Outro dia, meu Sr. Galante (que é um santo de paciência, e, pra minha sorte, tão noveleiro quanto eu) perguntou pra mim, às seis da tarde:

– Amor, você quer lanchar onde? Sorvete, pizza…?
– Em qualquer lugar que tenha TV.

Transmiti o vício pra algumas pessoas. O já citado Sr. Galante discute animadamente comigo algumas peripécias da trama, e, como somos os dois estudantes da faculdade de Teatro, debatemos muito sobre caracterização de personagens. Ele gosta muito do trabalho do Osmar Prado (Delegado Batoré), e de como ele não compõe um tipo de vilão, nem de herói – é só um homem covarde, que quer manter uma vida segura e confortável, fazendo alianças e servindo aos poderosos; eu sou totalmente apaixonada pelos cangaceiros, particularmente os já citados João Miguel e Domingos Montagner, mas também o Tuca Andrada (Zóio-Furado), com aquela capa de remendos de couro, e o aspecto de príncipe maldito, ou coisa assim.

Minha mãe também foi mordida pelo bichinho cabra da peste, e nos dias em que não consigo assistir à novela (dias corridos e difíceis!), ela me recebe em casa assim:

– Tu viste a Ternurinha hoje?

Como se a personagem da Zezé Polessa fosse, digamos, nossa parente que mora no nordeste. Teve dias da mamãe me contar o capítulo todo como se fosse uma história da família, inclusive com comentários picantes (“Aí, ela olhou pra ele com uma cara de safada e disse ‘seu selvaaaaaaaagem, seu rústico’!”)

Aliás, digna de nota a interpretação de Zezé Polessa e do Marcos Caruso (Prefeito Patácio), perfeito com tiques, timbre de voz diferente, falas e marcações engraçadas. Dá a impressão que muito do que vemos na tela é resultado de improviso dele, e a afinidade entre os dois atores transborda para os personagens. O Prefeito Patácio chama a filha da Duquesa de…Duquinha. A Rainha-mãe é, logicamente, Rainha-Mainha, e quando a Ternurinha foi libertada do sequestro e saiu do acampamento dos cangaceiros, saiu vestindo uma roupa da “Cangaceira-Mainha”.

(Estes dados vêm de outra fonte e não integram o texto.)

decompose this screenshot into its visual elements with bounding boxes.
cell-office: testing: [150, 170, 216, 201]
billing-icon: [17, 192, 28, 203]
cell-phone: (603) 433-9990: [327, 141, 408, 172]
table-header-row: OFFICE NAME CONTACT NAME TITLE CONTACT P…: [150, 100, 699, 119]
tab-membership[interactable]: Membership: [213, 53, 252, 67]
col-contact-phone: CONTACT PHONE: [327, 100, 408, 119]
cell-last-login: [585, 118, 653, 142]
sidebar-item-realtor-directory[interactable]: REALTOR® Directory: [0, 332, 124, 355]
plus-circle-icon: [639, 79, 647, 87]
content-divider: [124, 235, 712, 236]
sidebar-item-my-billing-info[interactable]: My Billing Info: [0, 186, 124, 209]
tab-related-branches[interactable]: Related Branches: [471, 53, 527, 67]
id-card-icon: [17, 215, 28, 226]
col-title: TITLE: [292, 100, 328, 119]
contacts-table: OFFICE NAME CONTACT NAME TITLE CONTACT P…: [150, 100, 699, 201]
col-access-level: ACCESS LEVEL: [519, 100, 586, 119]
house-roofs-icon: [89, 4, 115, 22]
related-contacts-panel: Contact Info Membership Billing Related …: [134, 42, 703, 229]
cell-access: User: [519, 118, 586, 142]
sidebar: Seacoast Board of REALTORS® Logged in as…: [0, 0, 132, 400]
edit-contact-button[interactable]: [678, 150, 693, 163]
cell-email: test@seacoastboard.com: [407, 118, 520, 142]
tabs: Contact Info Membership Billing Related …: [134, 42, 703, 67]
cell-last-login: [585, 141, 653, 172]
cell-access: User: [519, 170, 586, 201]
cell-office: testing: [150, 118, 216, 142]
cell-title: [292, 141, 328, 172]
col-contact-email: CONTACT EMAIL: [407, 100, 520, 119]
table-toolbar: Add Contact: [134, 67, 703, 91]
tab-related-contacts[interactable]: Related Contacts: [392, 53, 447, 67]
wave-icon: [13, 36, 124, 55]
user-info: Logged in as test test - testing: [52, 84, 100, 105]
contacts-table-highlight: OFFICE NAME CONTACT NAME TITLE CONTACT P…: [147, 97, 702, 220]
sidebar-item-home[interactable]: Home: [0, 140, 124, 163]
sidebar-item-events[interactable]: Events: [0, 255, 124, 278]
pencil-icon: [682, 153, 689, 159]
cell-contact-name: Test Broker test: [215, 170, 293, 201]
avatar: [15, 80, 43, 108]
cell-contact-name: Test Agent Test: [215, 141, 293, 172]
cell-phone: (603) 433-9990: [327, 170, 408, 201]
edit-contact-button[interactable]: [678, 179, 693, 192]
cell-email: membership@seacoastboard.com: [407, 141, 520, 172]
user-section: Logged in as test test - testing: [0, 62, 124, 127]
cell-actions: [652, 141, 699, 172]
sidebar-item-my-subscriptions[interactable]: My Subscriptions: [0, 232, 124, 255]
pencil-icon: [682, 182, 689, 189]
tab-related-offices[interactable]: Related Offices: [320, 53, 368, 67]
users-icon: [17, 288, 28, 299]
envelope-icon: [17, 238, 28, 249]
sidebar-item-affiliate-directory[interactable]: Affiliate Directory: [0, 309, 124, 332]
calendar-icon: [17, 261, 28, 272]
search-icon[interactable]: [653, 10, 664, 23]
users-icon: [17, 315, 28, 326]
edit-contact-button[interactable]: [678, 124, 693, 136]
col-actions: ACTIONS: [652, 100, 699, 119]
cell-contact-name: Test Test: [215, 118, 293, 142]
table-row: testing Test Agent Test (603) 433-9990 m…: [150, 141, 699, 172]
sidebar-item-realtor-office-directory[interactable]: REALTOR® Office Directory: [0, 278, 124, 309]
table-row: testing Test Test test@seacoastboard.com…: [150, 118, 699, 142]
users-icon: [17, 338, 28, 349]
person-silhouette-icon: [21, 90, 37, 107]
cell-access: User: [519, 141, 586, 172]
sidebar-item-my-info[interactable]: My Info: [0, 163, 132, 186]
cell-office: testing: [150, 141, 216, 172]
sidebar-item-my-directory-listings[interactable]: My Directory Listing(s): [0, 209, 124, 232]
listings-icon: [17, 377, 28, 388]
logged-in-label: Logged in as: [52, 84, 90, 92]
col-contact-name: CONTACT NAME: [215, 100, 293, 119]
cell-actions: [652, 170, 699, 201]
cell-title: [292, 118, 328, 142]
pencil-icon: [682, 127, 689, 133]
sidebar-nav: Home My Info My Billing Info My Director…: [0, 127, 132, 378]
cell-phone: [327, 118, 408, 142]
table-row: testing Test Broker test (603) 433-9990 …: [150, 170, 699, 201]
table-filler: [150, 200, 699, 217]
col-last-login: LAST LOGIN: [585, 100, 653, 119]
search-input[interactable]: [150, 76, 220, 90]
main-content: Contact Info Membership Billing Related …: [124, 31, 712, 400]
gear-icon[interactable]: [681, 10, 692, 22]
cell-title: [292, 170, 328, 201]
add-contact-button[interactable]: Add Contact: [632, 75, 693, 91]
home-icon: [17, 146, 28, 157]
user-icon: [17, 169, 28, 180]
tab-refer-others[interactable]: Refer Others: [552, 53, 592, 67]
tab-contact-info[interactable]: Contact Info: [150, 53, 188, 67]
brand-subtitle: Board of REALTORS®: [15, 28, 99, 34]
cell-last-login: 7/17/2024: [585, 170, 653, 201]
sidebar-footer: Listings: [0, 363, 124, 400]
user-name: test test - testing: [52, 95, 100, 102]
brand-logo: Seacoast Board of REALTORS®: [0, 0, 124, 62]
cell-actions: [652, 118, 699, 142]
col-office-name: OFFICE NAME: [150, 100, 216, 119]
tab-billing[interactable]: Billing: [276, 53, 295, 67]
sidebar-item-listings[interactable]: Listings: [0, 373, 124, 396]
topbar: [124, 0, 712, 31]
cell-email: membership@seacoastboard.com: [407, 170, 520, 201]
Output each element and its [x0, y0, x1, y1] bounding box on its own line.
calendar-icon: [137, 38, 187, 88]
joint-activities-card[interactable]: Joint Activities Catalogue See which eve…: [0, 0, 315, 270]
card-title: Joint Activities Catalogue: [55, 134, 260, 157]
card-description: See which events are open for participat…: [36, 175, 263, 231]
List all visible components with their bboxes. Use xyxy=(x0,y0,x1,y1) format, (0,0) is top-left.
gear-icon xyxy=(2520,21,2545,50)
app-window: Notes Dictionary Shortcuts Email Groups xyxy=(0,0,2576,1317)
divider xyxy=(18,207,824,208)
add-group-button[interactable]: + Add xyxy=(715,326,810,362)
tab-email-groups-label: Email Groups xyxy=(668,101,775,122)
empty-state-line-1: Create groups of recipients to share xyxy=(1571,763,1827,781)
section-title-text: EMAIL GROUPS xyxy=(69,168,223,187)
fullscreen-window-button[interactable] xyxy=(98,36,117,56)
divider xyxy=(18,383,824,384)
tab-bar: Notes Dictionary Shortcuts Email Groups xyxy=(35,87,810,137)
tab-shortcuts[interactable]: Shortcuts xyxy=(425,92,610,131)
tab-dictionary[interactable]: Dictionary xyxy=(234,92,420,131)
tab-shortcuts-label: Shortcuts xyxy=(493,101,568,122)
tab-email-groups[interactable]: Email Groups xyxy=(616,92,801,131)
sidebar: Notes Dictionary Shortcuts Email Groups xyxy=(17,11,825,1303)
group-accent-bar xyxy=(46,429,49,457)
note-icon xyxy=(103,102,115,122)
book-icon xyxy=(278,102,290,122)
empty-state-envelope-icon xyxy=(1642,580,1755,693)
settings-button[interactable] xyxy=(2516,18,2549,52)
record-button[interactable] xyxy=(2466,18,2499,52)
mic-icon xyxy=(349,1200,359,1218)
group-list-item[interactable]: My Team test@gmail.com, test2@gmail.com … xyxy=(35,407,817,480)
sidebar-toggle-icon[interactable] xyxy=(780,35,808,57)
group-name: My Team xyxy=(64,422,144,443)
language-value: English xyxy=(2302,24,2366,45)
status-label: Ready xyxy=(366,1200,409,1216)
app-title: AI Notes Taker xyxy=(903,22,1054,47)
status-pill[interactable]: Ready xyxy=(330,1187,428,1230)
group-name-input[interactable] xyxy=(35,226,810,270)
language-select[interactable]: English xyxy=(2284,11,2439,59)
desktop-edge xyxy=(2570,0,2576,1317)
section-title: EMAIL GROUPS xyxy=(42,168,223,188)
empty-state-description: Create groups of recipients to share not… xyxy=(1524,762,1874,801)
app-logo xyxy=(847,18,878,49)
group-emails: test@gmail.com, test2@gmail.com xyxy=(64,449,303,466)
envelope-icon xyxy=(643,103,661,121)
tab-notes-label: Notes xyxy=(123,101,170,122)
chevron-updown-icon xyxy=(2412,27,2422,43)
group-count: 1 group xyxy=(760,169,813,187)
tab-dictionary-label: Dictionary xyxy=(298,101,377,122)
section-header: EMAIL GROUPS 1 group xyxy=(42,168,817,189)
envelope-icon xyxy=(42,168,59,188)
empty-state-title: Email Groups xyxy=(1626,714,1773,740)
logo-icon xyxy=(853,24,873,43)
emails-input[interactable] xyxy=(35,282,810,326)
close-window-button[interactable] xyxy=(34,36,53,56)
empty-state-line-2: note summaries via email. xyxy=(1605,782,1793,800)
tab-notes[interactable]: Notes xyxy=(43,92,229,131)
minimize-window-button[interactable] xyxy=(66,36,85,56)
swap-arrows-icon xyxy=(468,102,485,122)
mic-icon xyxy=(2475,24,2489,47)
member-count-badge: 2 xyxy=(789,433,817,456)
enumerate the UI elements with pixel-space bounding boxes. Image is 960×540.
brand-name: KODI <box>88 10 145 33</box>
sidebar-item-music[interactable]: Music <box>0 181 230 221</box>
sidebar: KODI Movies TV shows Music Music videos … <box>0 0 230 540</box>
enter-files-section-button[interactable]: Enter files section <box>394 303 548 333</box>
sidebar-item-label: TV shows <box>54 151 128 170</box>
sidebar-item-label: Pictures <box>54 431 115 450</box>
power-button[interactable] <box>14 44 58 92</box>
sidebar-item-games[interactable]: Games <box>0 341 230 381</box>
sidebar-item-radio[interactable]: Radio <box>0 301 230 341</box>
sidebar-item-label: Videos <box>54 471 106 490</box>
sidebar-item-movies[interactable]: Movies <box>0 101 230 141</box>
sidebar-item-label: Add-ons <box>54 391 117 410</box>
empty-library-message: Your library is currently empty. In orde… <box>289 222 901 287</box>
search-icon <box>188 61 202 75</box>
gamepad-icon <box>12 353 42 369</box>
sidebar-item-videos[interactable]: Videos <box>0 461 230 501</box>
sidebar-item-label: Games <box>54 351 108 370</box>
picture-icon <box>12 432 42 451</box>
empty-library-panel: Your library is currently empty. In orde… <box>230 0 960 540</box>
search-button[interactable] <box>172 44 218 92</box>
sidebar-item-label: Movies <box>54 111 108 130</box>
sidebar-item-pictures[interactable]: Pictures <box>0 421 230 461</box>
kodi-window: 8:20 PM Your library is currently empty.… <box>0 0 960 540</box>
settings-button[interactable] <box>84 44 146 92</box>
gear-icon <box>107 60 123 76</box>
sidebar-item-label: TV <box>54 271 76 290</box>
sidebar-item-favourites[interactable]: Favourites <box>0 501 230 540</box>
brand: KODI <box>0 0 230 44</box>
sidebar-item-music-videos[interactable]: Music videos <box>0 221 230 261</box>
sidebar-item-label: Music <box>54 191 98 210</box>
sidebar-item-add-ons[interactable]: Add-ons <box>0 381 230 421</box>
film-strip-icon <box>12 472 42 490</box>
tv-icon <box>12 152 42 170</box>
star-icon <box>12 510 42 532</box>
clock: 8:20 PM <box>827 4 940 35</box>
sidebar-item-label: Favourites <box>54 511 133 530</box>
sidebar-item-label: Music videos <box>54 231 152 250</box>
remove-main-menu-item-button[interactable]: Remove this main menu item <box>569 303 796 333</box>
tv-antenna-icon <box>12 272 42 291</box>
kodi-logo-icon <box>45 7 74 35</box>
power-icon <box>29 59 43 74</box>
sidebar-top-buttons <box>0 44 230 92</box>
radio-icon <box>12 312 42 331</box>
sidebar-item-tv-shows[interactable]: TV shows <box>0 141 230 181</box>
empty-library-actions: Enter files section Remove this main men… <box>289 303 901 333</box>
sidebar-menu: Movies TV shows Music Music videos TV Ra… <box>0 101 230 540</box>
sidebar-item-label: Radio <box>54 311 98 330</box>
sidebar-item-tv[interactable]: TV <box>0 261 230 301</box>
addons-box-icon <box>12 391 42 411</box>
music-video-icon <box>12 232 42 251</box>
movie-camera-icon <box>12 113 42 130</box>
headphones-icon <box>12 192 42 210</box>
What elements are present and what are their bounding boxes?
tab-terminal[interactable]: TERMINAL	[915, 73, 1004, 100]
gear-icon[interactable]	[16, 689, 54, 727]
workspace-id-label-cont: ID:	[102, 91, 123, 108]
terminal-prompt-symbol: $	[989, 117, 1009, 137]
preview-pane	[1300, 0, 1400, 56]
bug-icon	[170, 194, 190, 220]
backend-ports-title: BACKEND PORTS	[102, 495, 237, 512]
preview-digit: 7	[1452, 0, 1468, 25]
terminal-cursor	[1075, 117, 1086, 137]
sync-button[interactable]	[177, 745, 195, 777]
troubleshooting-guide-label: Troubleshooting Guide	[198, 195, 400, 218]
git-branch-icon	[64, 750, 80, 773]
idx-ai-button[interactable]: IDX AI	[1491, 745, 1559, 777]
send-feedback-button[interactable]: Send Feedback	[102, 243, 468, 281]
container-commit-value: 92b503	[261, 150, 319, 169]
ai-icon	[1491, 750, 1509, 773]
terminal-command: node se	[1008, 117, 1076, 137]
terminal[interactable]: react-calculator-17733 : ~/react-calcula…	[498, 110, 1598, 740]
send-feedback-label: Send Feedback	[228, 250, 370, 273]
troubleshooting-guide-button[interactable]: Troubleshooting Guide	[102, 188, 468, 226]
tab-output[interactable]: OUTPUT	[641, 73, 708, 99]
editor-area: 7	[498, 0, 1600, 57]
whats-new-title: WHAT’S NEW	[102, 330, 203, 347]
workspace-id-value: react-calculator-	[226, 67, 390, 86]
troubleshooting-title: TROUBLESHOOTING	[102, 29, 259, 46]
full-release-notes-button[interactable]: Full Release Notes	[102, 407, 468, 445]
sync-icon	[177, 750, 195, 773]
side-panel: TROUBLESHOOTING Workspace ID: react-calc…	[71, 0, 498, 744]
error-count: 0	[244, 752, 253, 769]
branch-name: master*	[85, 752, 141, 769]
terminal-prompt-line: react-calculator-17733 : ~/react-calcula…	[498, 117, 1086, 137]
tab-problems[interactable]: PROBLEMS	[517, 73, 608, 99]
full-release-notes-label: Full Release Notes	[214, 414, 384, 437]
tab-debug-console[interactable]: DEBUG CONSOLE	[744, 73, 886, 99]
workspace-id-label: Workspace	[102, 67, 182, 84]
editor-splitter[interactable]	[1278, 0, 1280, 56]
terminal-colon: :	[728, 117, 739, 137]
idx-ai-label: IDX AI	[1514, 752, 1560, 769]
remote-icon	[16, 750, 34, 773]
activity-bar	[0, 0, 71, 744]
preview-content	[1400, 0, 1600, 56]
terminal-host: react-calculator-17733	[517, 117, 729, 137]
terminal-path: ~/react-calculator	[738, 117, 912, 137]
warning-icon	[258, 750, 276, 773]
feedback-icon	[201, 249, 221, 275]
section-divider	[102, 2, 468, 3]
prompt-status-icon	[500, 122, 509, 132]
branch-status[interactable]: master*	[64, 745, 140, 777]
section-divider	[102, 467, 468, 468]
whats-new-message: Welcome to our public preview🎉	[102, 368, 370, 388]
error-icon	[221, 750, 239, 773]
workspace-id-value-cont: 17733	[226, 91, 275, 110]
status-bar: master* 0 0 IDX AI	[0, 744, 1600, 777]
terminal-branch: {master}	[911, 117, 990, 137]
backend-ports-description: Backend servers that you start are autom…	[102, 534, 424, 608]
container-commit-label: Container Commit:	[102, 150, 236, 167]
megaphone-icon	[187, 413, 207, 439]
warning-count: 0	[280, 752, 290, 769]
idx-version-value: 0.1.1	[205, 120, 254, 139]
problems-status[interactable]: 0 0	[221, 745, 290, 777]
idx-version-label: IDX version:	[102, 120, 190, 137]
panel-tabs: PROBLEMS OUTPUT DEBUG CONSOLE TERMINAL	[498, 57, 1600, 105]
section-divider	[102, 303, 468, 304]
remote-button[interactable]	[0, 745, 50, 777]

Estou completamente fascinada com o trabalho de produção, com os objetos de cena tão bem utilizados, com os cenários tão realistas que não parecem cidade cenográfica, e sim locação externa.

E, ao contrário de outras produções recentes da Tv Globo, o preciosismo de produção é acompanhado por um excelente texto. Eu detestei a série “Amazônia” exatamente por isso: a produção linda, inclusive filmada aqui em Manaus e no Acre, mas com personagens pouco cativantes, falas horrendas e cenas sem nexo (Christiane Torloni dançando flamenco para as araras…CUMÉQUIÉ?)

No momento, estamos todos preocupados. Houve um golpe de estado em Brogodó, o vilão está num momento de parente vitória, porém seus comparsas o utilizam como fantoche. Os heróis estão todos juntos, porém suas divergências internas podem prejudicar a causa.

E amanhã, segunda, recomeça a minha briga pra tentar estar em frente a uma televisão às seis e meia da tarde.

(As organizações Globo não me deram nem um centavo, nem um brinde para escrever este texto. Não fui convidada para conhecer as locações, não vou poder cheirar o cangote do Domingos Montagner, etc etc.)